How long does it take get a patent approved?

The Canadian Intellectual Property Office says it takes an average of 6.5 years from filing to get a patent granted. For many companies, that’s just too long to wait. The CIPO offer some ways to expedite the process.


University patent offices

It’s important to know who owns the patent. If you work for a university or research centre, the institution may have rights to at least a share of any revenues it earns. Most universities have a technology transfer office that helps researchers to patent inventions and generate revenues from them.

However, it’s vital not to just hand the entire project over to the technology transfer office. A report from the auditor general of Ontario found that most inventions generate very little revenue. So, you should remain fully involved to ensure that the maximum benefits are created.

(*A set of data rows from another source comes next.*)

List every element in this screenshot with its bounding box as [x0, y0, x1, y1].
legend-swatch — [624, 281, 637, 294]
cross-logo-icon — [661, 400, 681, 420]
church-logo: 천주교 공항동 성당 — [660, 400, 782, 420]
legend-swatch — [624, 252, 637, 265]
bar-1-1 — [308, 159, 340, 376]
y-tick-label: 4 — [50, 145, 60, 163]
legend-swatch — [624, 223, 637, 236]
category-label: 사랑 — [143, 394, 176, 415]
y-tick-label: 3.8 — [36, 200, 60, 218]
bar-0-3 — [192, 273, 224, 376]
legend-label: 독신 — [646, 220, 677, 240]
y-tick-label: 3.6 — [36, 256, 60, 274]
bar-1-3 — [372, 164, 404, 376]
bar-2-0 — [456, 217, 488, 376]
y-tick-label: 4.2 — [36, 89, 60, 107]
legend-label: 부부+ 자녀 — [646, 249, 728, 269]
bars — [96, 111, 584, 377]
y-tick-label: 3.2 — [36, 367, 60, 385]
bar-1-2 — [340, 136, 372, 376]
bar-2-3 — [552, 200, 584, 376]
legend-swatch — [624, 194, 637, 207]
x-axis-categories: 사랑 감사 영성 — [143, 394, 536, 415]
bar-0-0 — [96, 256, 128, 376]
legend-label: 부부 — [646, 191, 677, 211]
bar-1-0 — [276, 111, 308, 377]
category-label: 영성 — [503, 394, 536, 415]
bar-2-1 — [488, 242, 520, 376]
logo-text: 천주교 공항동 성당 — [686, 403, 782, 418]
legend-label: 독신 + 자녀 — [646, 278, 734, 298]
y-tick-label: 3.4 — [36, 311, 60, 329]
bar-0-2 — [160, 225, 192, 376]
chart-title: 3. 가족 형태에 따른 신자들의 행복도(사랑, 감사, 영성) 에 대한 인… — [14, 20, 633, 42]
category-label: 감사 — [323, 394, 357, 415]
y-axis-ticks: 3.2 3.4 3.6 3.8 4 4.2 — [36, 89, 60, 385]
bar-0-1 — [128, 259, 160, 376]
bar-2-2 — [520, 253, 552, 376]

Once your invention is patented, what’s next?

You have a number of options. If your invention is a consumer product or manufacturing machine, you can produce it and bring it to market. Alternatively, you can sell or license the invention to another company and let them take care of production. Getting a patent can also be an important tool to attract investors to provide capital to support development and production.


What should you do if your patent is infringed?

If you have a patent on an invention and someone copies it, you can go to court and sue for damages. The challenge here is that the competitor may make a product that is slightly different and claim that they have “improved” on your idea.

Your claim will be dismissed if the defendant’s actions do not fall under your patent. Again, it’s important to consult with a lawyer before moving forward with a suit. Your legal counsel will be able to tell you whether you have a reasonable chance of winning.

An alternative to going to court is to have your lawyer write a letter to the competitor asking them to stop infringing on your patent. While this may not work, it will definitely be much cheaper than a lengthy lawsuit.


Patent laws are complicated

If you have an invention, you can do some basic research on your own to determine if it can be patented and whether there are similar products already on the market. However, at some point you will likely need advice from a patent agent or lawyer. Good luck!